Sciascia come al solito zoppica nella microstoria di Racalmuto.

". Che c'è? - domandò
Siamo alle Grotte Maestà.
Ferdinando si affacciò allo sportello della carrozza. Case grige che si ammucchiavano a scivolo sul fianco di una collina, tetti di ortiche e muschio. E donne vestite di nero affacciate alle porte, e bambini dagli occhi attoniti, e porci che grufavano nelle immondizie.
Si ritrrasse.

- E che mi svegliate a fare?- disse al ministro. [....] Ecco questo scimunito a svegliarmi con la bella notizia che siamo alle Grotte,.
[...] A pochi passi dalla carrozza la gente si aggrumava silenziosa.
- Nelle grotte ci stanno i lupi: tiriamo avanti - disse all'ufficiale di scorta. [..]
E tirarono avanti per altre due miglia: fino a Racalmuto, dove trovarono balconi parati di seta come per il Corpus Domini, la giardia urbana schierata, una ricca mensa in municipio.
Giusto un secolo dopo , dalla stazione di Grotte il treno di Mussolini passò velocemente [..]
In verità, a due miglia appena di distanza, i due paesi erano quanto di più diversio ed opposto si possa immaginare. Grotte aveva una minoranza valdese e una maggioranza socialista, tre o quattro famiglie di origine ebraica, una forte mafia, e brutte strade, bruttissime case, squallide feste. Racalmuto aveva una festa splendida e frenetica, che quasi durava una settimana: e i grottesi vi accorrevano in massa, ma era per il resto, paese senza inquietudini, elettoralisticamente diviso tra due grandi famiglie, con pochi socialisti, molti preti e una mafia divisa."

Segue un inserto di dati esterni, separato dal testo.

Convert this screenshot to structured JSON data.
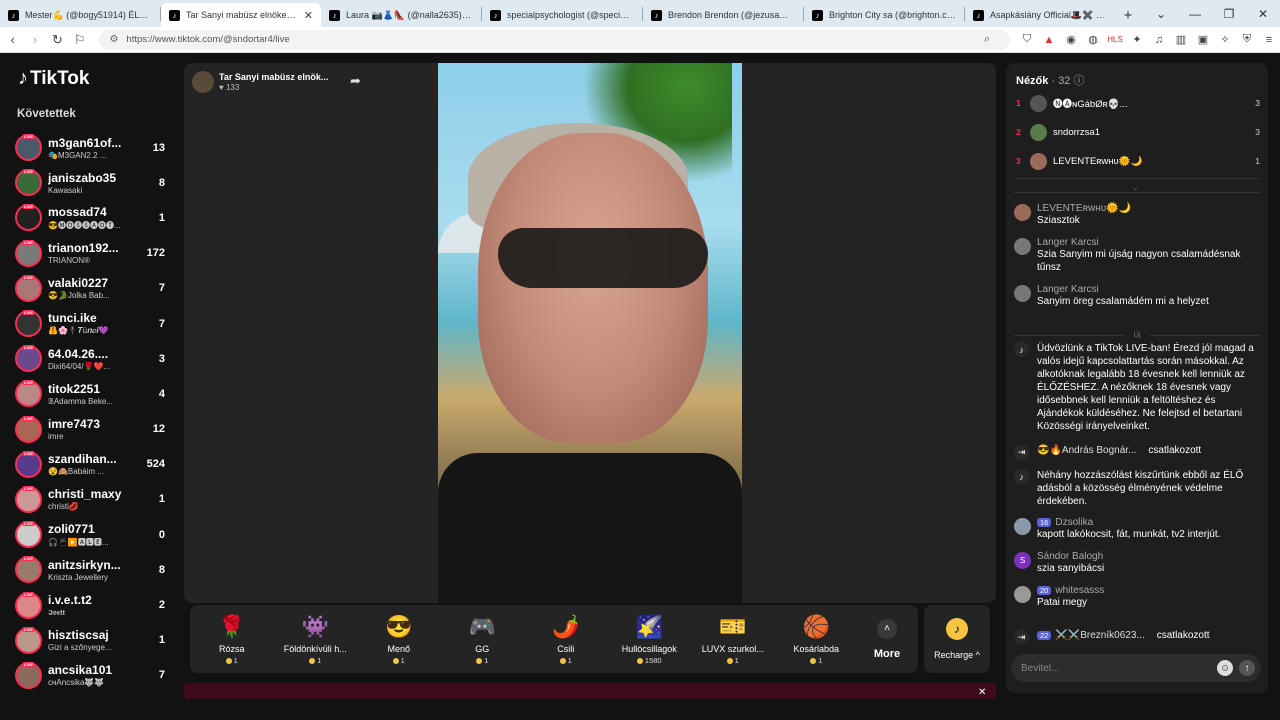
{
  "browser": {
    "tabs": [
      {
        "title": "Mester💪 (@bogy51914) ÉLŐ adá",
        "active": false
      },
      {
        "title": "Tar Sanyi mabüsz elnöke Be",
        "active": true
      },
      {
        "title": "Laura 📷👗👠 (@nalla2635) ÉLŐ ad",
        "active": false
      },
      {
        "title": "specialpsychologist (@specialpsych",
        "active": false
      },
      {
        "title": "Brendon Brendon (@jezusamegval",
        "active": false
      },
      {
        "title": "Brighton City sa (@brighton.city) É",
        "active": false
      },
      {
        "title": "Asapkáslány Official🎩✖️ (@therea",
        "active": false
      }
    ],
    "url": "https://www.tiktok.com/@sndortar4/live"
  },
  "sidebar": {
    "logo": "TikTok",
    "following_title": "Követettek",
    "live_badge": "LIVE",
    "items": [
      {
        "name": "m3gan61of...",
        "sub": "🎭M3GAN2.2 ...",
        "count": "13"
      },
      {
        "name": "janiszabo35",
        "sub": "Kawasaki",
        "count": "8"
      },
      {
        "name": "mossad74",
        "sub": "😎🅜🅞🅢🅢🅐🅓🅣...",
        "count": "1"
      },
      {
        "name": "trianon192...",
        "sub": "TRIANON®",
        "count": "172"
      },
      {
        "name": "valaki0227",
        "sub": "😎🐊Jolka Bab...",
        "count": "7"
      },
      {
        "name": "tunci.ike",
        "sub": "🦺🌸🕴𝑻ü𝒏𝒄𝒊💜",
        "count": "7"
      },
      {
        "name": "64.04.26....",
        "sub": "Dixi64/04/🌹❤️...",
        "count": "3"
      },
      {
        "name": "titok2251",
        "sub": "𝔹Adamma Beke...",
        "count": "4"
      },
      {
        "name": "imre7473",
        "sub": "imre",
        "count": "12"
      },
      {
        "name": "szandihan...",
        "sub": "😵🙈Babáim ...",
        "count": "524"
      },
      {
        "name": "christi_maxy",
        "sub": "christi💋",
        "count": "1"
      },
      {
        "name": "zoli0771",
        "sub": "🎧📱▶️🅰🅻🅴...",
        "count": "0"
      },
      {
        "name": "anitzsirkyn...",
        "sub": "Kriszta Jewellery",
        "count": "8"
      },
      {
        "name": "i.v.e.t.t2",
        "sub": "𝕴𝖛𝖊𝖙𝖙",
        "count": "2"
      },
      {
        "name": "hisztiscsaj",
        "sub": "Gizi a szőnyege...",
        "count": "1"
      },
      {
        "name": "ancsika101",
        "sub": "ᴄʜAncsika🐺🐺",
        "count": "7"
      }
    ]
  },
  "stream": {
    "host_name": "Tar Sanyi mabüsz elnök...",
    "likes": "♥ 133"
  },
  "gifts": [
    {
      "name": "Rózsa",
      "icon": "🌹",
      "price": "1"
    },
    {
      "name": "Földönkívüli h...",
      "icon": "👾",
      "price": "1"
    },
    {
      "name": "Menő",
      "icon": "😎",
      "price": "1"
    },
    {
      "name": "GG",
      "icon": "🎮",
      "price": "1"
    },
    {
      "name": "Csili",
      "icon": "🌶️",
      "price": "1"
    },
    {
      "name": "Hullócsillagok",
      "icon": "🌠",
      "price": "1580"
    },
    {
      "name": "LUVX szurkol...",
      "icon": "🎫",
      "price": "1"
    },
    {
      "name": "Kosárlabda",
      "icon": "🏀",
      "price": "1"
    }
  ],
  "more_label": "More",
  "recharge_label": "Recharge ^",
  "viewers": {
    "title": "Nézők",
    "count": "· 32",
    "top": [
      {
        "rank": "1",
        "name": "🅝🅐ɴGábØʀ💀...",
        "value": "3"
      },
      {
        "rank": "2",
        "name": "sndorrzsa1",
        "value": "3"
      },
      {
        "rank": "3",
        "name": "LEVENTEʀᴡʜᴜ🌞🌙",
        "value": "1"
      }
    ]
  },
  "chat": {
    "msg1": {
      "name": "LEVENTEʀᴡʜᴜ🌞🌙",
      "text": "Sziasztok"
    },
    "msg2": {
      "name": "Langer Karcsi",
      "text": "Szia Sanyim mi újság nagyon csalamádésnak tűnsz"
    },
    "msg3": {
      "name": "Langer Karcsi",
      "text": "Sanyim öreg csalamádém mi a helyzet"
    },
    "new_label": "Új",
    "sys1": "Üdvözlünk a TikTok LIVE-ban! Érezd jól magad a valós idejű kapcsolattartás során másokkal. Az alkotóknak legalább 18 évesnek kell lenniük az ÉLŐZÉSHEZ. A nézőknek 18 évesnek vagy idősebbnek kell lenniük a feltöltéshez és Ajándékok küldéséhez. Ne felejtsd el betartani Közösségi irányelveinket.",
    "join1": {
      "name": "😎🔥András Bognár...",
      "action": "csatlakozott"
    },
    "sys2": "Néhány hozzászólást kiszűrtünk ebből az ÉLŐ adásból a közösség élményének védelme érdekében.",
    "msg4": {
      "badge": "16",
      "name": "Dzsolika",
      "text": "kapott lakókocsit, fát, munkát, tv2 interjút."
    },
    "msg5": {
      "avatar_letter": "S",
      "name": "Sándor Balogh",
      "text": "szia sanyibácsi"
    },
    "msg6": {
      "badge": "20",
      "name": "whitesasss",
      "text": "Patai megy"
    },
    "join2": {
      "badge": "22",
      "name": "⚔️⚔️Brezník0623...",
      "action": "csatlakozott"
    }
  },
  "input": {
    "placeholder": "Bevitel..."
  }
}
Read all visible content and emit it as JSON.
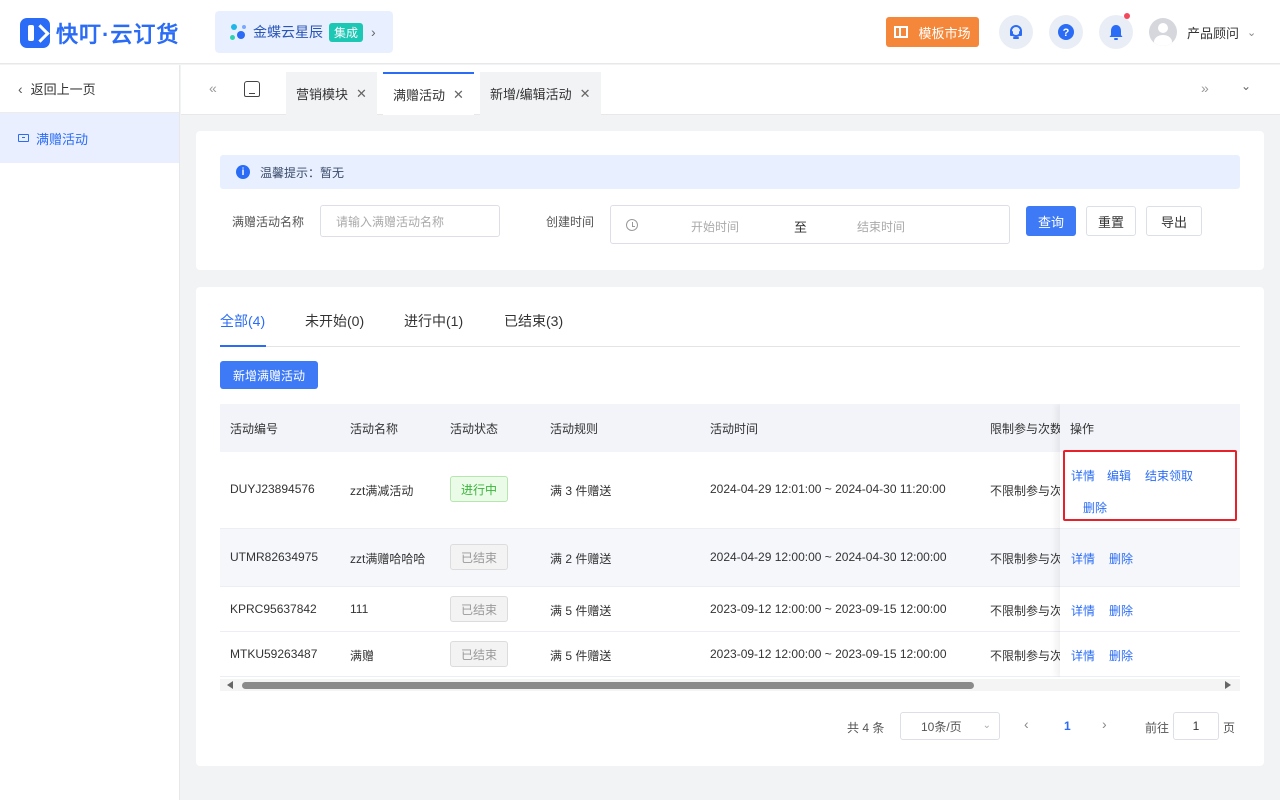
{
  "header": {
    "logo_text": "快叮·云订货",
    "tenant_name": "金蝶云星辰",
    "tenant_badge": "集成",
    "market_label": "模板市场",
    "user_name": "产品顾问"
  },
  "sidebar": {
    "back_label": "返回上一页",
    "items": [
      {
        "label": "满赠活动"
      }
    ]
  },
  "tabs": [
    {
      "label": "营销模块"
    },
    {
      "label": "满赠活动"
    },
    {
      "label": "新增/编辑活动"
    }
  ],
  "filter": {
    "tip_text": "温馨提示：暂无",
    "name_label": "满赠活动名称",
    "name_placeholder": "请输入满赠活动名称",
    "time_label": "创建时间",
    "start_placeholder": "开始时间",
    "range_sep": "至",
    "end_placeholder": "结束时间",
    "query_btn": "查询",
    "reset_btn": "重置",
    "export_btn": "导出"
  },
  "status_tabs": [
    {
      "label": "全部(4)"
    },
    {
      "label": "未开始(0)"
    },
    {
      "label": "进行中(1)"
    },
    {
      "label": "已结束(3)"
    }
  ],
  "add_btn": "新增满赠活动",
  "table": {
    "headers": [
      "活动编号",
      "活动名称",
      "活动状态",
      "活动规则",
      "活动时间",
      "限制参与次数",
      "操作"
    ],
    "rows": [
      {
        "code": "DUYJ23894576",
        "name": "zzt满减活动",
        "status": "进行中",
        "rule": "满 3 件赠送",
        "time": "2024-04-29 12:01:00 ~ 2024-04-30 11:20:00",
        "limit": "不限制参与次数",
        "ops": [
          "详情",
          "编辑",
          "结束领取",
          "删除"
        ]
      },
      {
        "code": "UTMR82634975",
        "name": "zzt满赠哈哈哈",
        "status": "已结束",
        "rule": "满 2 件赠送",
        "time": "2024-04-29 12:00:00 ~ 2024-04-30 12:00:00",
        "limit": "不限制参与次数",
        "ops": [
          "详情",
          "删除"
        ]
      },
      {
        "code": "KPRC95637842",
        "name": "111",
        "status": "已结束",
        "rule": "满 5 件赠送",
        "time": "2023-09-12 12:00:00 ~ 2023-09-15 12:00:00",
        "limit": "不限制参与次数",
        "ops": [
          "详情",
          "删除"
        ]
      },
      {
        "code": "MTKU59263487",
        "name": "满赠",
        "status": "已结束",
        "rule": "满 5 件赠送",
        "time": "2023-09-12 12:00:00 ~ 2023-09-15 12:00:00",
        "limit": "不限制参与次数",
        "ops": [
          "详情",
          "删除"
        ]
      }
    ]
  },
  "pagination": {
    "total": "共 4 条",
    "page_size": "10条/页",
    "current": "1",
    "goto_label": "前往",
    "goto_value": "1",
    "page_unit": "页"
  },
  "colors": {
    "primary": "#2a6cf6",
    "market": "#f5873a",
    "highlight": "#e8202a",
    "running": "#3bb43b"
  }
}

Sciascia sapidissimo anche in questo squarcio de "Il mare colore del vino", non è poi proprio così serafico e super partes come vorrebbe darla ad intendere. Non ama Grotte e predilige Racalmuto. I luoghi comuni saranno dei racalmutesi ma lui ci guazza e la controffensisva - che sappiamo esserci stata ed esserci ancora - finge di ignorarla. Io debbo starmene buono: racalmutese da tantissime generazioni so di aver un peccato originale: il mio trisavolo Petro Taverna lasciava esasperato Grotte per eccesso di tassazione (dopo che i suoi antenati, piuttosto decaduti, ma era stati parenti di un certo arciprete, avevano lasciato, sempre tartassati, Racalmuto un secolo prima) e alla fine del Seicento ritornava a Racalmuto. Io sto in bilico tra il sorridere dei grottesi e il plaudire i grottesi dei miei antenati secenteschi.

Sciascia come al solito zoppica nella microstoria di Racalmuto. Non credo negli anni trenta dell'Ottocento Racalmuto potesse avere una magione comunale atta a imbandire una succulenta (ma non trimalcionesca) cena per il Re. Dovremmo aspettare la requisizione di un convento di monache cosiddette clarisse per tanto e un satrapo come il Matrona. Forse quella cena poté consumarsi nell'opulento palazzo di Savatteri (o forse del Borsellino) o in quello dei Tulumello, forse però nelle grandi case del prete della famiglia Matrona. Quanto al paese in mano a due famiglie, o con pochi socialisti, o con una mafia divisa mi sembra un guazzabuglio cronologico. Ma con ciò non credo di mancare di rispetto all'immenso Nanà, qui faziosamente filoracalmutese ed ironicamente distante dai grottesi.